Est du Kentucky
Mardi 4 novembre,
11 h 20
Horrifiée, Corinne fixa le visage chétif de Roza.
— Tu es née dans cet endroit ?
Petit hochement de tête.
— C’est ce que me racontait maman.
Bon sang. Se pouvait-il que cet homme horrible soit son père ?
La gorge serrée, Corinne jeta un coup d’œil au bocal qui avait roulé sur le plancher.
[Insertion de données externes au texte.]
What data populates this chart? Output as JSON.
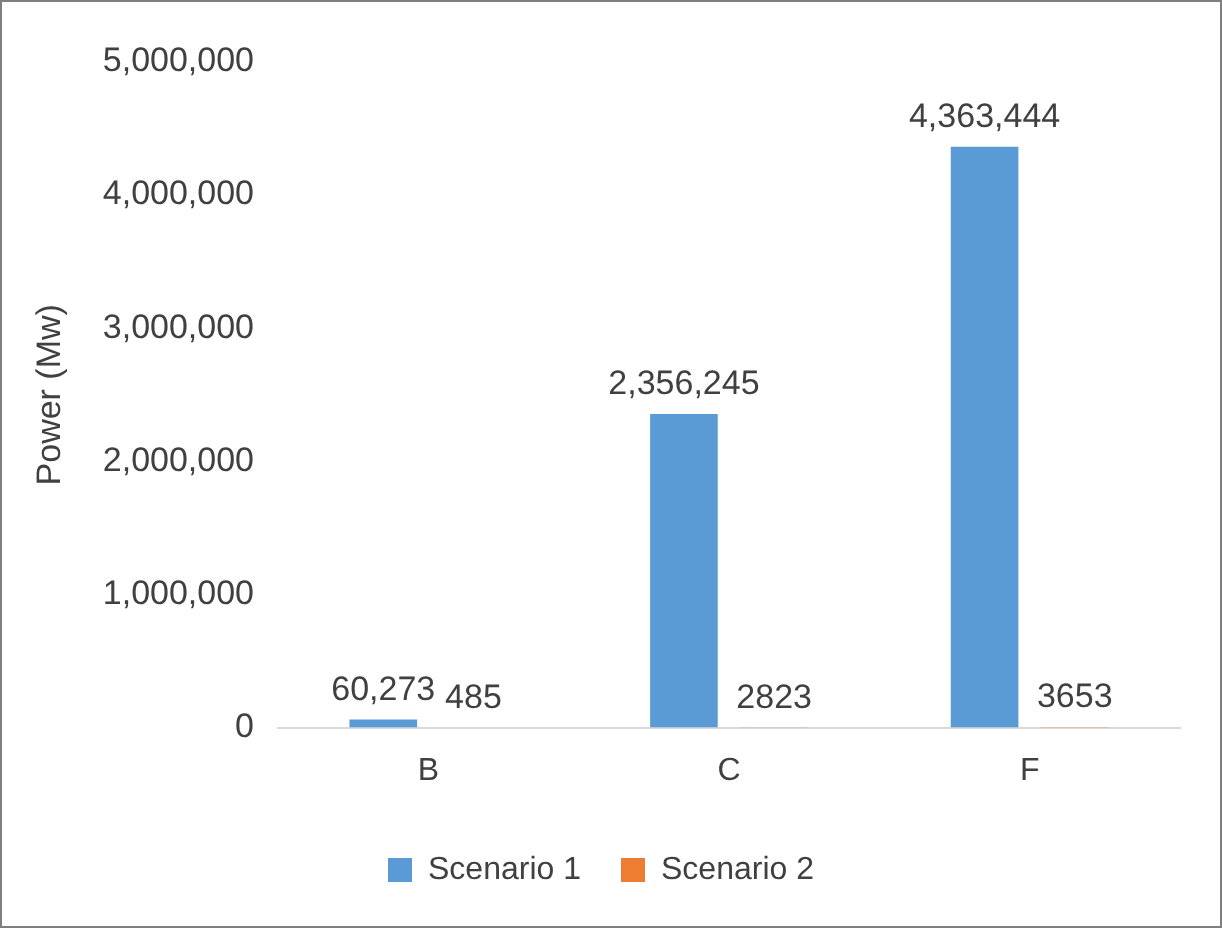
{
  "chart_data": {
    "type": "bar",
    "ylabel": "Power (Mw)",
    "categories": [
      "B",
      "C",
      "F"
    ],
    "series": [
      {
        "name": "Scenario 1",
        "color": "#5b9bd5",
        "values": [
          60273,
          2356245,
          4363444
        ],
        "value_labels": [
          "60,273",
          "2,356,245",
          "4,363,444"
        ]
      },
      {
        "name": "Scenario 2",
        "color": "#ed7d31",
        "values": [
          485,
          2823,
          3653
        ],
        "value_labels": [
          "485",
          "2823",
          "3653"
        ]
      }
    ],
    "ylim": [
      0,
      5000000
    ],
    "yticks": [
      {
        "value": 0,
        "label": "0"
      },
      {
        "value": 1000000,
        "label": "1,000,000"
      },
      {
        "value": 2000000,
        "label": "2,000,000"
      },
      {
        "value": 3000000,
        "label": "3,000,000"
      },
      {
        "value": 4000000,
        "label": "4,000,000"
      },
      {
        "value": 5000000,
        "label": "5,000,000"
      }
    ],
    "grid": false,
    "legend": "bottom"
  }
}
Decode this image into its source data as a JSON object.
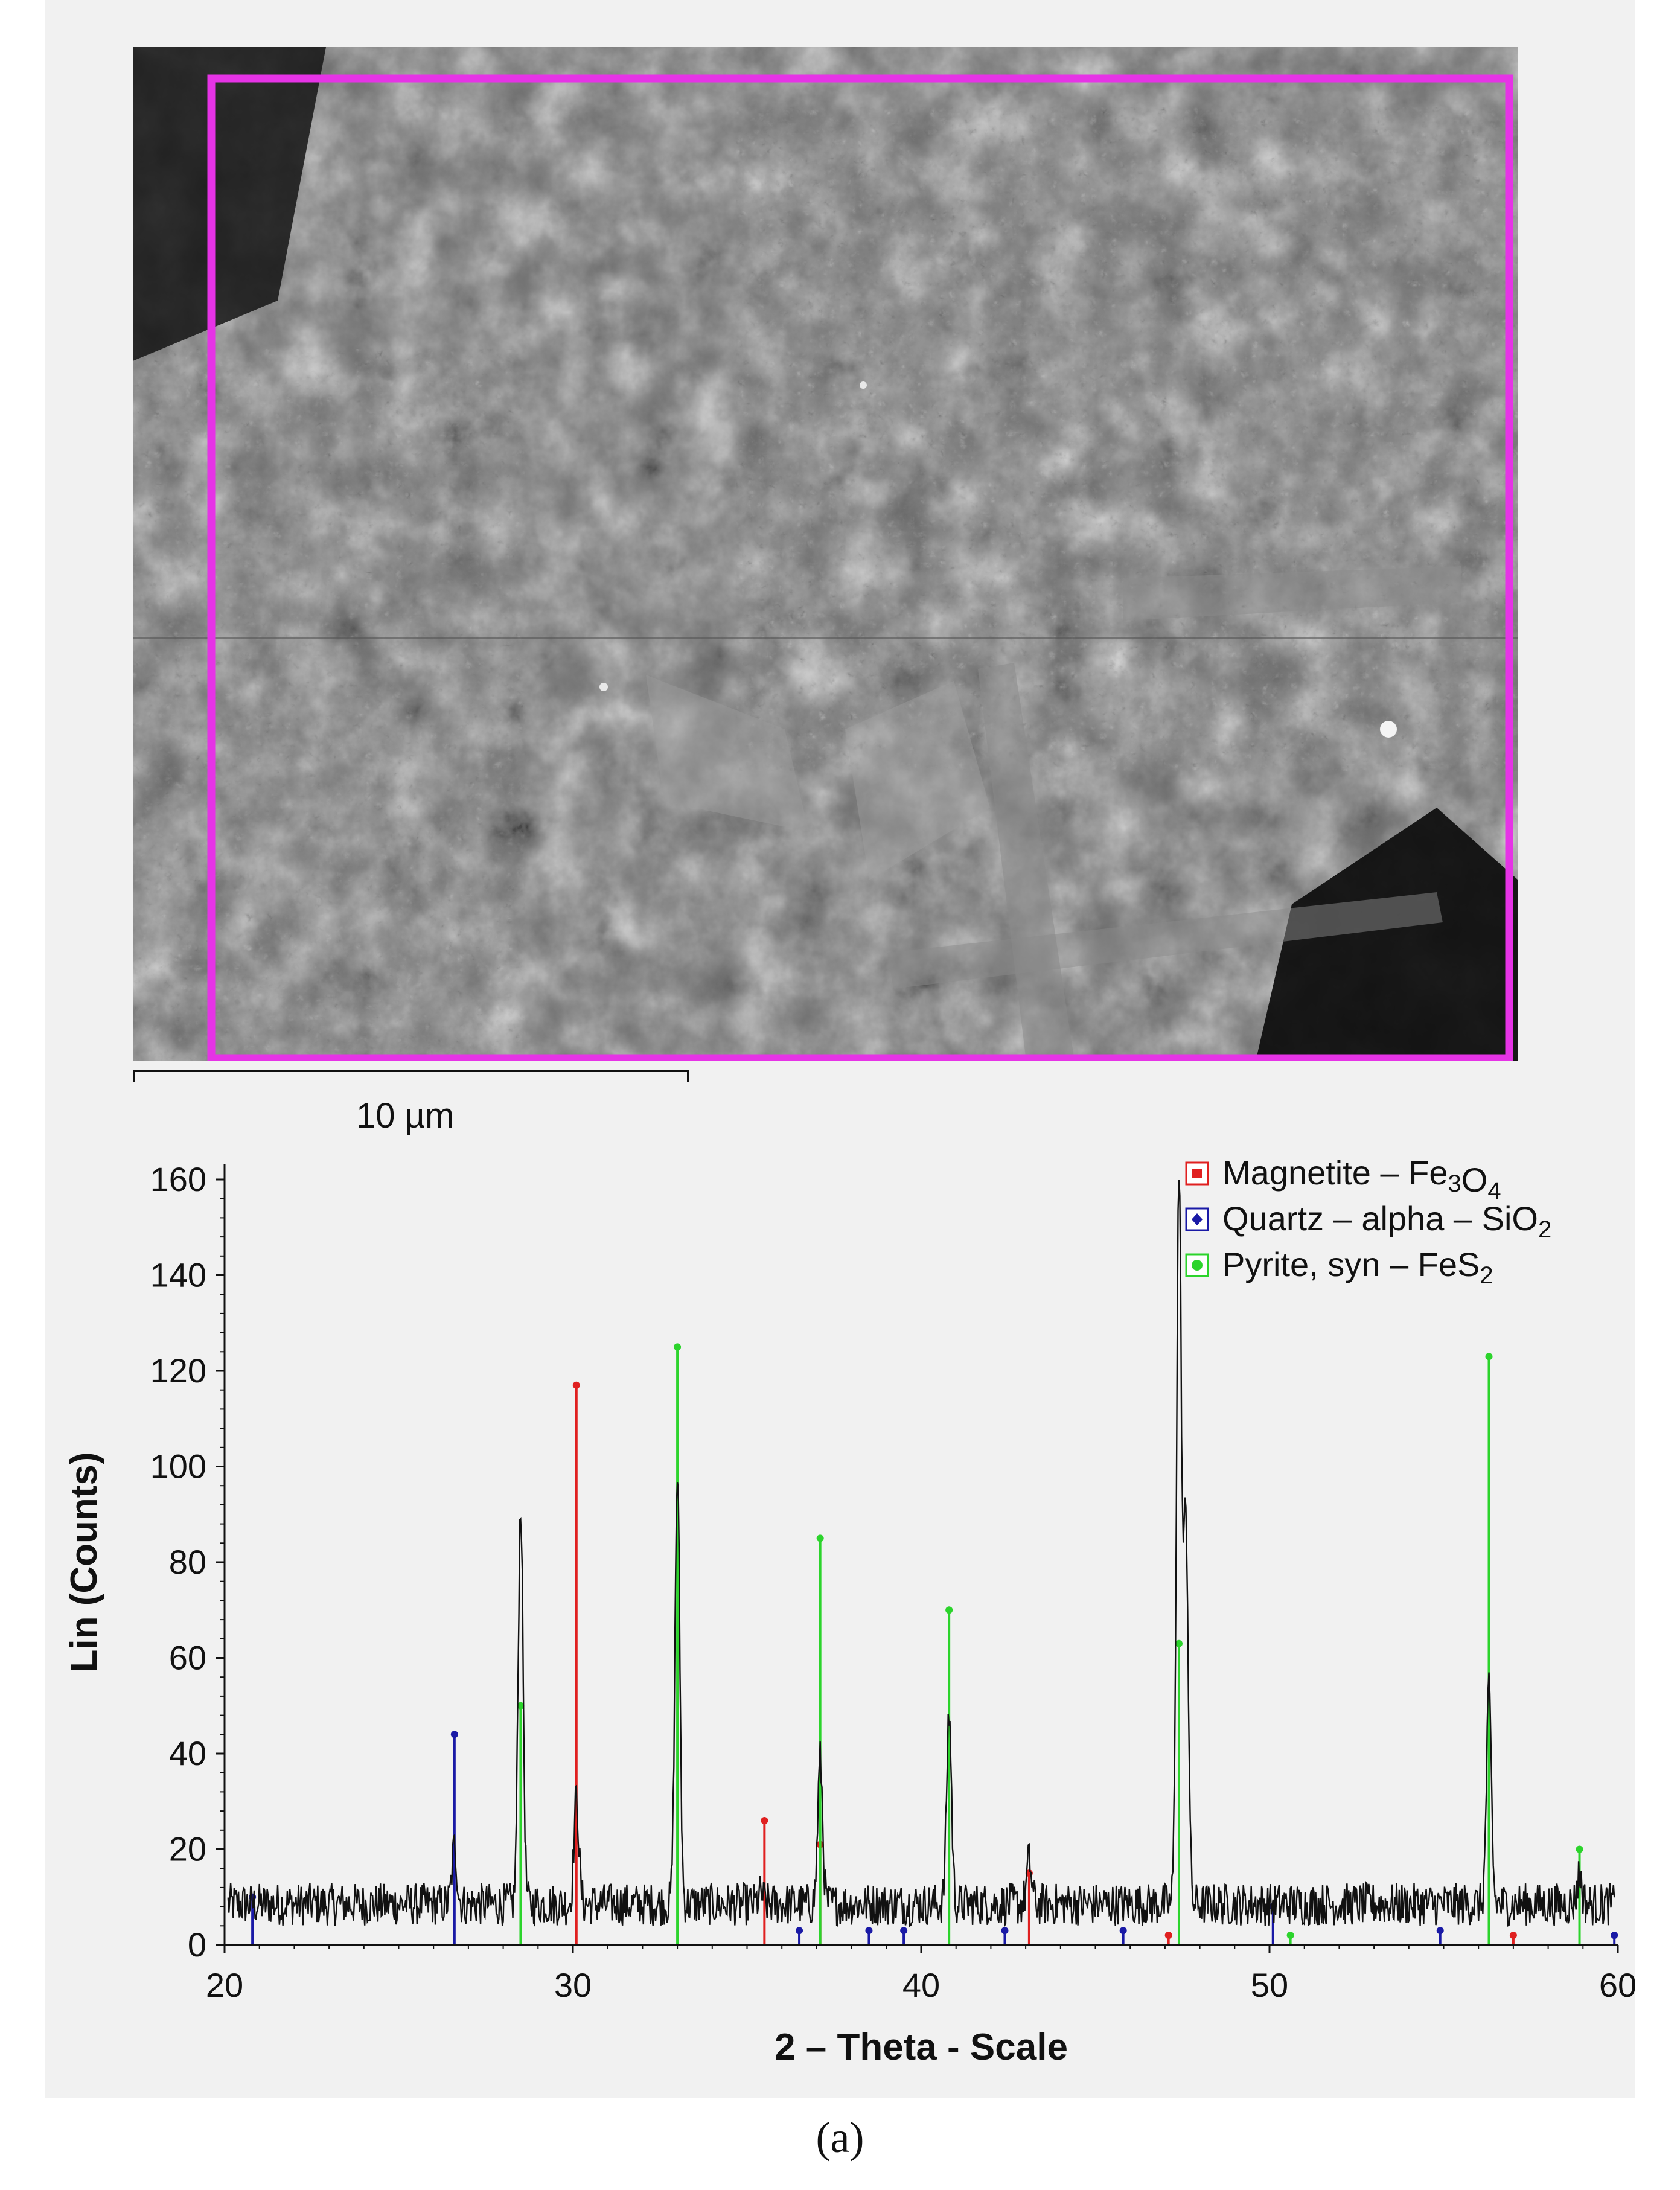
{
  "scale_bar": {
    "label": "10 µm"
  },
  "caption": "(a)",
  "chart_data": {
    "type": "line",
    "xlabel": "2 – Theta - Scale",
    "ylabel": "Lin (Counts)",
    "xlim": [
      20,
      60
    ],
    "ylim": [
      0,
      160
    ],
    "x_ticks": [
      20,
      30,
      40,
      50,
      60
    ],
    "y_ticks": [
      0,
      20,
      40,
      60,
      80,
      100,
      120,
      140,
      160
    ],
    "legend_placement": "top-right",
    "legend": [
      {
        "name": "Magnetite",
        "formula_base": "Magnetite – Fe",
        "sub1": "3",
        "mid": "O",
        "sub2": "4",
        "color": "#e02020",
        "marker": "square"
      },
      {
        "name": "Quartz",
        "formula_base": "Quartz – alpha – SiO",
        "sub1": "2",
        "mid": "",
        "sub2": "",
        "color": "#1a1aa6",
        "marker": "diamond"
      },
      {
        "name": "Pyrite",
        "formula_base": "Pyrite, syn – FeS",
        "sub1": "2",
        "mid": "",
        "sub2": "",
        "color": "#2cd42c",
        "marker": "circle"
      }
    ],
    "measured_peaks": [
      {
        "x": 26.6,
        "y": 22
      },
      {
        "x": 28.5,
        "y": 94
      },
      {
        "x": 30.1,
        "y": 32
      },
      {
        "x": 33.0,
        "y": 100
      },
      {
        "x": 35.4,
        "y": 12
      },
      {
        "x": 37.1,
        "y": 40
      },
      {
        "x": 40.8,
        "y": 50
      },
      {
        "x": 43.1,
        "y": 19
      },
      {
        "x": 47.4,
        "y": 162
      },
      {
        "x": 47.6,
        "y": 90
      },
      {
        "x": 56.3,
        "y": 54
      },
      {
        "x": 58.9,
        "y": 16
      }
    ],
    "background_level": 10,
    "reference_lines": [
      {
        "phase": "Magnetite",
        "color": "#e02020",
        "peaks": [
          {
            "x": 30.1,
            "y": 117
          },
          {
            "x": 35.5,
            "y": 26
          },
          {
            "x": 37.1,
            "y": 21
          },
          {
            "x": 43.1,
            "y": 15
          },
          {
            "x": 47.1,
            "y": 2
          },
          {
            "x": 57.0,
            "y": 2
          }
        ]
      },
      {
        "phase": "Quartz",
        "color": "#1a1aa6",
        "peaks": [
          {
            "x": 20.8,
            "y": 10
          },
          {
            "x": 26.6,
            "y": 44
          },
          {
            "x": 36.5,
            "y": 3
          },
          {
            "x": 38.5,
            "y": 3
          },
          {
            "x": 39.5,
            "y": 3
          },
          {
            "x": 42.4,
            "y": 3
          },
          {
            "x": 45.8,
            "y": 3
          },
          {
            "x": 50.1,
            "y": 8
          },
          {
            "x": 54.9,
            "y": 3
          },
          {
            "x": 59.9,
            "y": 2
          }
        ]
      },
      {
        "phase": "Pyrite",
        "color": "#2cd42c",
        "peaks": [
          {
            "x": 28.5,
            "y": 50
          },
          {
            "x": 33.0,
            "y": 125
          },
          {
            "x": 37.1,
            "y": 85
          },
          {
            "x": 40.8,
            "y": 70
          },
          {
            "x": 47.4,
            "y": 63
          },
          {
            "x": 50.6,
            "y": 2
          },
          {
            "x": 56.3,
            "y": 123
          },
          {
            "x": 58.9,
            "y": 20
          }
        ]
      }
    ]
  }
}
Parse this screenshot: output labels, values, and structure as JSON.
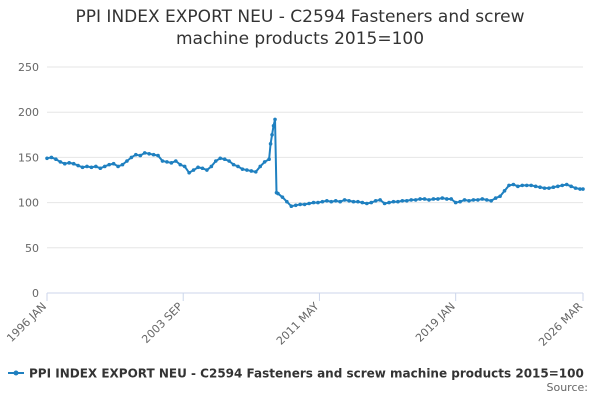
{
  "chart_data": {
    "type": "line",
    "title": "PPI INDEX EXPORT NEU - C2594 Fasteners and screw machine products 2015=100",
    "x": [
      "1996 JAN",
      "1996 APR",
      "1996 JUL",
      "1996 OCT",
      "1997 JAN",
      "1997 APR",
      "1997 JUL",
      "1997 OCT",
      "1998 JAN",
      "1998 APR",
      "1998 JUL",
      "1998 OCT",
      "1999 JAN",
      "1999 APR",
      "1999 JUL",
      "1999 OCT",
      "2000 JAN",
      "2000 APR",
      "2000 JUL",
      "2000 OCT",
      "2001 JAN",
      "2001 APR",
      "2001 JUL",
      "2001 OCT",
      "2002 JAN",
      "2002 APR",
      "2002 JUL",
      "2002 OCT",
      "2003 JAN",
      "2003 APR",
      "2003 JUL",
      "2003 OCT",
      "2004 JAN",
      "2004 APR",
      "2004 JUL",
      "2004 OCT",
      "2005 JAN",
      "2005 APR",
      "2005 JUL",
      "2005 OCT",
      "2006 JAN",
      "2006 APR",
      "2006 JUL",
      "2006 OCT",
      "2007 JAN",
      "2007 APR",
      "2007 JUL",
      "2007 OCT",
      "2008 JAN",
      "2008 APR",
      "2008 JUL",
      "2008 AUG",
      "2008 SEP",
      "2008 OCT",
      "2008 NOV",
      "2008 DEC",
      "2009 JAN",
      "2009 APR",
      "2009 JUL",
      "2009 OCT",
      "2010 JAN",
      "2010 APR",
      "2010 JUL",
      "2010 OCT",
      "2011 JAN",
      "2011 APR",
      "2011 JUL",
      "2011 OCT",
      "2012 JAN",
      "2012 APR",
      "2012 JUL",
      "2012 OCT",
      "2013 JAN",
      "2013 APR",
      "2013 JUL",
      "2013 OCT",
      "2014 JAN",
      "2014 APR",
      "2014 JUL",
      "2014 OCT",
      "2015 JAN",
      "2015 APR",
      "2015 JUL",
      "2015 OCT",
      "2016 JAN",
      "2016 APR",
      "2016 JUL",
      "2016 OCT",
      "2017 JAN",
      "2017 APR",
      "2017 JUL",
      "2017 OCT",
      "2018 JAN",
      "2018 APR",
      "2018 JUL",
      "2018 OCT",
      "2019 JAN",
      "2019 APR",
      "2019 JUL",
      "2019 OCT",
      "2020 JAN",
      "2020 APR",
      "2020 JUL",
      "2020 OCT",
      "2021 JAN",
      "2021 APR",
      "2021 JUL",
      "2021 OCT",
      "2022 JAN",
      "2022 APR",
      "2022 JUL",
      "2022 OCT",
      "2023 JAN",
      "2023 APR",
      "2023 JUL",
      "2023 OCT",
      "2024 JAN",
      "2024 APR",
      "2024 JUL",
      "2024 OCT",
      "2025 JAN",
      "2025 APR",
      "2025 JUL",
      "2025 OCT",
      "2026 JAN",
      "2026 MAR"
    ],
    "series": [
      {
        "name": "PPI INDEX EXPORT NEU - C2594 Fasteners and screw machine products 2015=100",
        "color": "#1f80c0",
        "values": [
          149,
          150,
          148,
          145,
          143,
          144,
          143,
          141,
          139,
          140,
          139,
          140,
          138,
          140,
          142,
          143,
          140,
          142,
          146,
          150,
          153,
          152,
          155,
          154,
          153,
          152,
          146,
          145,
          144,
          146,
          142,
          140,
          133,
          136,
          139,
          138,
          136,
          140,
          146,
          149,
          148,
          146,
          142,
          140,
          137,
          136,
          135,
          134,
          140,
          145,
          148,
          165,
          175,
          185,
          192,
          111,
          110,
          106,
          101,
          96,
          97,
          98,
          98,
          99,
          100,
          100,
          101,
          102,
          101,
          102,
          101,
          103,
          102,
          101,
          101,
          100,
          99,
          100,
          102,
          103,
          99,
          100,
          101,
          101,
          102,
          102,
          103,
          103,
          104,
          104,
          103,
          104,
          104,
          105,
          104,
          104,
          100,
          101,
          103,
          102,
          103,
          103,
          104,
          103,
          102,
          105,
          107,
          113,
          119,
          120,
          118,
          119,
          119,
          119,
          118,
          117,
          116,
          116,
          117,
          118,
          119,
          120,
          118,
          116,
          115,
          115
        ]
      }
    ],
    "xticks": [
      "1996 JAN",
      "2003 SEP",
      "2011 MAY",
      "2019 JAN",
      "2026 MAR"
    ],
    "ylim": [
      0,
      250
    ],
    "yticks": [
      0,
      50,
      100,
      150,
      200,
      250
    ],
    "grid": true,
    "source": "Source:"
  }
}
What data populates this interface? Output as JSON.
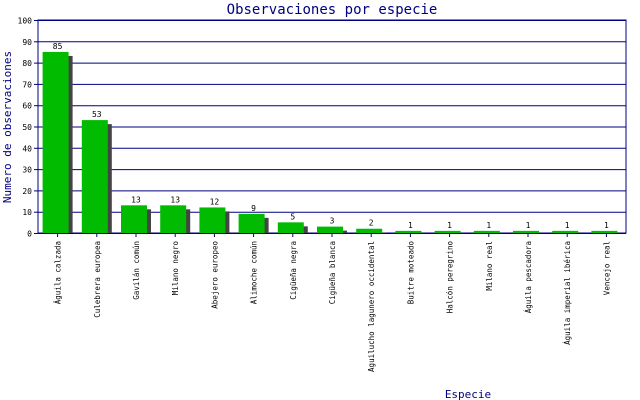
{
  "chart_data": {
    "type": "bar",
    "title": "Observaciones por especie",
    "xlabel": "Especie",
    "ylabel": "Numero de observaciones",
    "ylim": [
      0,
      100
    ],
    "yticks": [
      0,
      10,
      20,
      30,
      40,
      50,
      60,
      70,
      80,
      90,
      100
    ],
    "grid": true,
    "categories": [
      "Águila calzada",
      "Culebrera europea",
      "Gavilán común",
      "Milano negro",
      "Abejero europeo",
      "Alimoche común",
      "Cigüeña negra",
      "Cigüeña blanca",
      "Aguilucho lagunero occidental",
      "Buitre moteado",
      "Halcón peregrino",
      "Milano real",
      "Águila pescadora",
      "Águila imperial ibérica",
      "Vencejo real"
    ],
    "values": [
      85,
      53,
      13,
      13,
      12,
      9,
      5,
      3,
      2,
      1,
      1,
      1,
      1,
      1,
      1
    ],
    "colors": {
      "bar": "#00bb00",
      "shadow": "#444444",
      "axis": "#000080",
      "text": "#000080",
      "label": "#000000"
    }
  }
}
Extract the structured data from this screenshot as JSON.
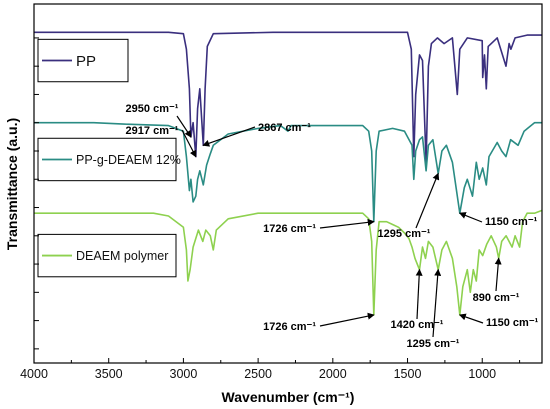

Les yeux de la mère de Roza faisaient-ils partie de cette macabre récolte ? Elle se refusait à penser que les yeux d’Arianna avaient aussi pu être collectés et ne voulait même pas l’envisager. Ni que les miens vont s’y retrouver, si nous sommes encore là à son retour.
— Sors avec moi. Juste un petit pas.
Et un autre, puis encore un autre, jusqu’à ce que nous soyons hors de danger.
— Va-t’en, supplia Roza. Va-t’en et laisse-moi ici.
— Non. Il n’en est pas question. Fais juste un pas.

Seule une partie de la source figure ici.